Il est précisé par le professeur que «le niveau d’anticorps n’est pas un indicateur suffisamment fiable pour justifier ne pas avoir besoin d’une dose rappel. En dehors des personnes immunodéprimées, le dosage des anticorps ne sert à rien, il vaut mieux se vacciner et stimuler notre immunité par le rappel».

Plus particulièrement concernant les adolescents, «il est recommandé de les vacciner», notamment pour éviter des formes graves possibles, réduire l’absentéisme scolaire et avancer sur l’immunité collective.
Pour les enfants de 5 à 11 ans, Alain Fischer préconise la même recommandation par les mêmes volontés. «Nous n’avons pas encore toutes les garanties pour mettre en place cette vaccination car nous n’avons pas assez d’informations sur la sécurité d’emploi de ces vaccins. Ces résultats, nous les aurons bientôt, dans la semaine prochaine, en nous appuyant par exemple sur les premiers résultats aux Etats-Unis sur au moins deux millions d’enfants américains. Si les résultats sont positifs, le conseil se prononcera évidemment pour l’ouverture de la vaccination de tous les enfants de 5 à 11 ans», admet-il tout de même.

Quant aux traitements existants, Alain Fischer confirme que des personnes vulnérables et immunodéprimées en bénéficient et que ceux-ci appellent à être développés. Une molécule chimique de Pfizer est aussi utilisée. Mais le professeur tempère : «Il ne faut pas imaginer que ces traitements vont remplacer la vaccination. Le virus deviendrait insensible aux médicaments.

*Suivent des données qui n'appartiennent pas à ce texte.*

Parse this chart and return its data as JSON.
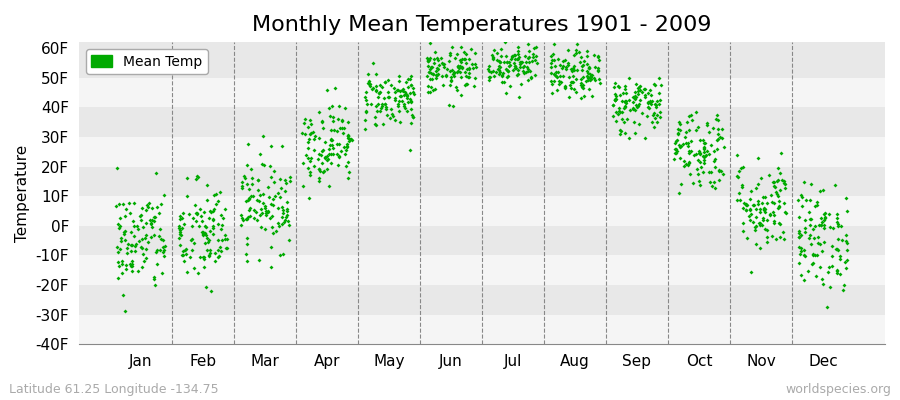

Nous avons la chance de disposer de doses en quantité suffisante, nous devons la saisir».

Entre le 1er septembre et le 25 novembre, chez les moins de 65 ans, les personnes non-vaccinées représentent 76 % des personnes en réanimation, «alors qu’elles ne représentent que 10 % de la population, c’est dire le facteur de risque que représente la non-vaccination».

Probablement deux cas Omicron à l’Ensam de Cluny


Au niveau régional, de nouvelles doses Moderna sont arrivées pour cette fin d’année. Des doses Pfizer arriveront cette semaine (50.000) avant un réapprovisionnement en début d’année prochaine (200.000 doses sur les deux premières semaines).
L’ARS Bourgogne-Franche-Comté assure que «tous les rendez-vous pris par des personnes souhaitant le vaccin Pfizer seront honorés mais qu’il leur sera aussi proposé de passer au Moderna s’ils ont plus de 30 ans. Il n’y aura aucune substitution autrement que volontaire». De nouveaux créneaux Pfizer pour les personnes de moins de 30 ans seront ouverts durant ces deux dernières semaines de l’année dans la région.

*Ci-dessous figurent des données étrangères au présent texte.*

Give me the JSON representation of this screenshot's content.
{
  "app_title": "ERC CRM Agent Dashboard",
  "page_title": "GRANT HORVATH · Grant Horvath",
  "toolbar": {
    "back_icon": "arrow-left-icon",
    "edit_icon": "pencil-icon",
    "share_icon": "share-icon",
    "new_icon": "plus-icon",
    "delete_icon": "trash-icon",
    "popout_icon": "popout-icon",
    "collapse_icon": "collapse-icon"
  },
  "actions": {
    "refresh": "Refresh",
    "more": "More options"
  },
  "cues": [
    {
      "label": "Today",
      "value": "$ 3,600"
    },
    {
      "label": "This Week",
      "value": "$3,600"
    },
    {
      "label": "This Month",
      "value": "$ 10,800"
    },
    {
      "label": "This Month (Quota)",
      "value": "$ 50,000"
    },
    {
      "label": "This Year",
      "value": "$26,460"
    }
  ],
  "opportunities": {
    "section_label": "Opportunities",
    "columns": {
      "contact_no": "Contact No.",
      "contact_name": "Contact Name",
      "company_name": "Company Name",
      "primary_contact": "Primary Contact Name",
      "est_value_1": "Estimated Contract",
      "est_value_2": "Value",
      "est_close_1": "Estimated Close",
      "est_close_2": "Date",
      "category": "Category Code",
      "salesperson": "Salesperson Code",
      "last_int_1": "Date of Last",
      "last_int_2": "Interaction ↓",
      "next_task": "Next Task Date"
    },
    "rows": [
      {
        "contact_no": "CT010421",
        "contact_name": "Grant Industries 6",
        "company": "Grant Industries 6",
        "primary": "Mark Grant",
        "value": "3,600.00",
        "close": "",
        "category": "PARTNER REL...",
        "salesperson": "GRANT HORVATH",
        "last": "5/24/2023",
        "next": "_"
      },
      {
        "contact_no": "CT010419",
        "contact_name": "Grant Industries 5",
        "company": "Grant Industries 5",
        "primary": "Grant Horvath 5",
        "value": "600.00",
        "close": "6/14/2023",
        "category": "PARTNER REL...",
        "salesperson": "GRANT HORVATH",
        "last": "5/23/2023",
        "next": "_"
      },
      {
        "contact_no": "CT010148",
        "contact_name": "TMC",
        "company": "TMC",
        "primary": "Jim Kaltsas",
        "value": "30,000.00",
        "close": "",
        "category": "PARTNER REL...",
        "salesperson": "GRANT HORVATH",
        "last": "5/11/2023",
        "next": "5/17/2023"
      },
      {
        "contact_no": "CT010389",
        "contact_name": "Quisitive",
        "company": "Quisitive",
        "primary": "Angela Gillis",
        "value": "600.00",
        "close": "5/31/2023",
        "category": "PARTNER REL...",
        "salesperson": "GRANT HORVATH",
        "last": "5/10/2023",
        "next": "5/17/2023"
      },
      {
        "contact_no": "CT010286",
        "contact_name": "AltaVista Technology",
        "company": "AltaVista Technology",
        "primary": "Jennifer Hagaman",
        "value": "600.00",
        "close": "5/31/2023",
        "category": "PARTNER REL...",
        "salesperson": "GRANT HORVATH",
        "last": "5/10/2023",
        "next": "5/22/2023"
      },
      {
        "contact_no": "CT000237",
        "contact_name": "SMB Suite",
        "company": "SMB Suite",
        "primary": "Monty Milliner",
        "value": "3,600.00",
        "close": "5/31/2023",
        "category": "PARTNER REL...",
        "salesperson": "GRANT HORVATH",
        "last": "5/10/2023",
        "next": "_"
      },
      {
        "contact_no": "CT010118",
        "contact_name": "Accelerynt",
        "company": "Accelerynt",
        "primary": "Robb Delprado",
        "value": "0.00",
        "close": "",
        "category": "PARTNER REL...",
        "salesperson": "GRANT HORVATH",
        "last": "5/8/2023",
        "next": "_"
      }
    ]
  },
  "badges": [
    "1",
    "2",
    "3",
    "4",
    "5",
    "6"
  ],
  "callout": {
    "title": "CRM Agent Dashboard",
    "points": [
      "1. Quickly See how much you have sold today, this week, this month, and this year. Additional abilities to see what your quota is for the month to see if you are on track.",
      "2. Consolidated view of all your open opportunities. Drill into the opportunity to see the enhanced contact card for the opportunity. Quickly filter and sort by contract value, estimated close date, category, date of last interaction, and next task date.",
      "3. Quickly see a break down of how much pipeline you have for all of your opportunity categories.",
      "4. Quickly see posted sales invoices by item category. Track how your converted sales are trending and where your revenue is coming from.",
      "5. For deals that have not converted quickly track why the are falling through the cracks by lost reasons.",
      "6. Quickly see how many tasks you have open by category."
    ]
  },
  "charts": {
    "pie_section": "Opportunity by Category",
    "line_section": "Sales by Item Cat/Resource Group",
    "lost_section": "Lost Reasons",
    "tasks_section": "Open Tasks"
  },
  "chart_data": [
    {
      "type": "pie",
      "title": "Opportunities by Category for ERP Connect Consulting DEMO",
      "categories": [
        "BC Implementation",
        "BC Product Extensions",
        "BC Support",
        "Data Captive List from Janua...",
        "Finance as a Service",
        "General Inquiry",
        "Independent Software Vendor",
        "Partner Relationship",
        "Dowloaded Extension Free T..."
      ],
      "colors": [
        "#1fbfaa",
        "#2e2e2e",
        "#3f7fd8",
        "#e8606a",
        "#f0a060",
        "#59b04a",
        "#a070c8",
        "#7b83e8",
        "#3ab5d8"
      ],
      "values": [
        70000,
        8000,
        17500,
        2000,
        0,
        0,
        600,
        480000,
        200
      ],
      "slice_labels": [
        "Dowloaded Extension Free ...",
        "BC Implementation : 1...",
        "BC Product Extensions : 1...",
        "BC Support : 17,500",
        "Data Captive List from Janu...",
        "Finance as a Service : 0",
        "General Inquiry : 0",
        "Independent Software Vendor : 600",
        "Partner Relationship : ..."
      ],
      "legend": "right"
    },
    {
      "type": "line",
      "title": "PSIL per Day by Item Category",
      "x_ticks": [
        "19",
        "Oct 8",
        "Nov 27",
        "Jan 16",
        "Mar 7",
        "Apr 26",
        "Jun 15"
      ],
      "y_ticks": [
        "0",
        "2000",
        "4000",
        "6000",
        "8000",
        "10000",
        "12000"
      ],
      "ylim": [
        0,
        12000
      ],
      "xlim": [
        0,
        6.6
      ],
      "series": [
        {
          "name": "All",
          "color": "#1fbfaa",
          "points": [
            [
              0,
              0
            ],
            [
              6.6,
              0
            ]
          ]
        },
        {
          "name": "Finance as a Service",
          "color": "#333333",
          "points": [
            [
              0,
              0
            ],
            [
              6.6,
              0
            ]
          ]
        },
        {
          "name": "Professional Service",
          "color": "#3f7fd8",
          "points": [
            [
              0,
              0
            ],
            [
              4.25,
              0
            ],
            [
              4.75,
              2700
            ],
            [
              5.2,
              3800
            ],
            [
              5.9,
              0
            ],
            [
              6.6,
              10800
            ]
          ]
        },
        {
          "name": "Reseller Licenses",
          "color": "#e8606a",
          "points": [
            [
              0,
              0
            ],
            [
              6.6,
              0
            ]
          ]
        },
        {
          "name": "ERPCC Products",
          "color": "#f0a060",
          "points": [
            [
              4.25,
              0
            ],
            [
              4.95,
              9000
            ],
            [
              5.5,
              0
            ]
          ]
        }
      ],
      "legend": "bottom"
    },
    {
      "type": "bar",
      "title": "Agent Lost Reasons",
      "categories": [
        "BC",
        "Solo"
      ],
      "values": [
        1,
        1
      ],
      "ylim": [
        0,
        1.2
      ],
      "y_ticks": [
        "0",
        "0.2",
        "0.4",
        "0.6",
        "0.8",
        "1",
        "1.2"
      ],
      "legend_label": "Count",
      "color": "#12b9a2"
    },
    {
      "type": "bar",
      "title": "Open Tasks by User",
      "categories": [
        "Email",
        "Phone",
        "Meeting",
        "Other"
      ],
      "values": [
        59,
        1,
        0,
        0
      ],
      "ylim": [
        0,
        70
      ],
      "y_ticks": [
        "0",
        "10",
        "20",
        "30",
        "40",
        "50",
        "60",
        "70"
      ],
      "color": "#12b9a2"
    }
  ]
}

Aucune indication de désactivation de passes sanitaires des personnes de plus de 65 ans n’est donnée par l’Agence régionale de santé, qui précise que «l’offre était suffisante en dose de rappel pour que ces personnes puissent se faire vacciner». Les personnes de plus de 65 ans avaient jusqu’au 15 décembre pour se faire injecter leur dose de rappel.

À la date du 14 décembre 2021, «plus de 730.000 rappels sont effectués en Bourgogne-Franche-Comté», soulignent Alain Morin, directeur de crise et de santé publique à l’ARS, et le docteur Mohamed Si-Abdallah, directeur adjoint, accompagnés de Didier Jacotot, directeur de cabinet, du pilotage et des territoires à l’Agence régionale de santé.
Quelques signalements de faux passes sanitaires ont émané de professionnels, ayant été encouragés à porter plainte auprès des autorités compétentes.

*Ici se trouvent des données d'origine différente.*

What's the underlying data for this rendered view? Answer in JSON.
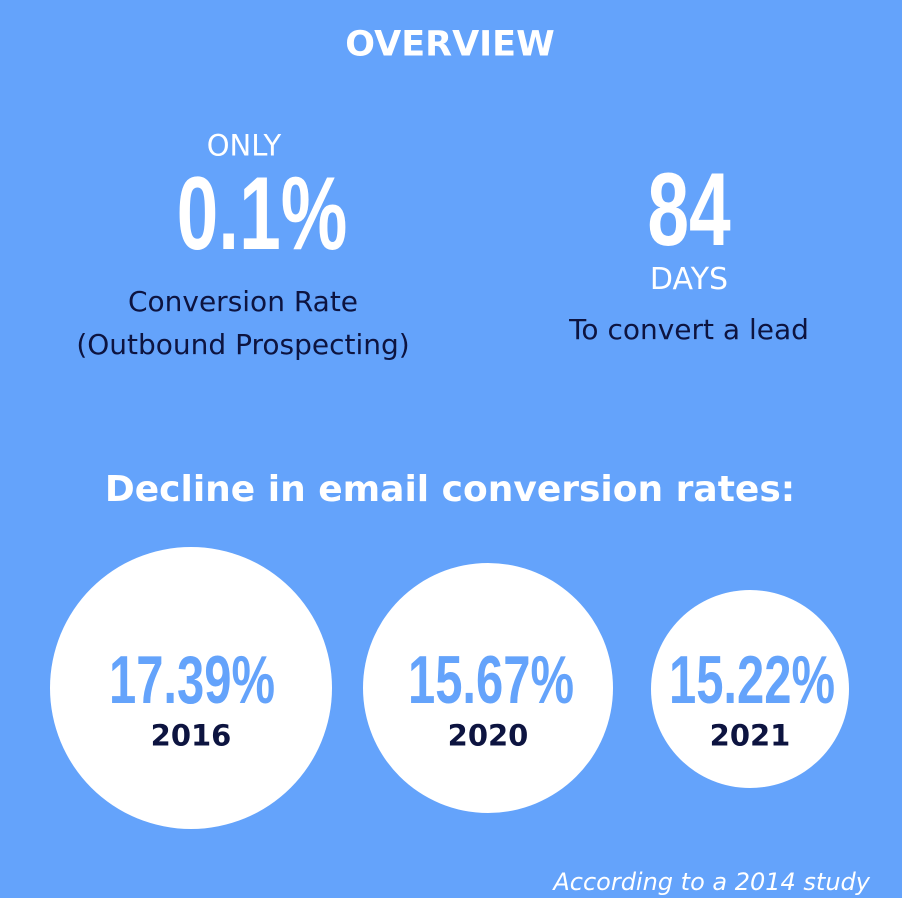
{
  "header": {
    "title": "OVERVIEW"
  },
  "stats": [
    {
      "prefix": "ONLY",
      "value": "0.1%",
      "label_lines": [
        "Conversion Rate",
        "(Outbound Prospecting)"
      ]
    },
    {
      "value": "84",
      "unit": "DAYS",
      "label": "To convert a lead"
    }
  ],
  "section": {
    "title": "Decline in email conversion rates:",
    "circles": [
      {
        "value": "17.39%",
        "year": "2016"
      },
      {
        "value": "15.67%",
        "year": "2020"
      },
      {
        "value": "15.22%",
        "year": "2021"
      }
    ]
  },
  "footnote": "According to a 2014 study"
}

Enfin, on sait que le variant Omicron a été détecté cette semaine sur un cas à l’ENSAM de Cluny en Saône-et-Loire. 396 dépistages ont été effectués par la suite. «À ce stade, on a toujours un seul cas Omicron confirmé. La probabilité d’en avoir un deuxième cas, qui plus est le colocataire du cas positif, soit avéré», indique l’ARS.

Pour le cas à Dijon, son isolement est aujourd’hui levé. Un autre cas détecté en Saône-et-Loire poursuit son isolement en Rhône-Alpes.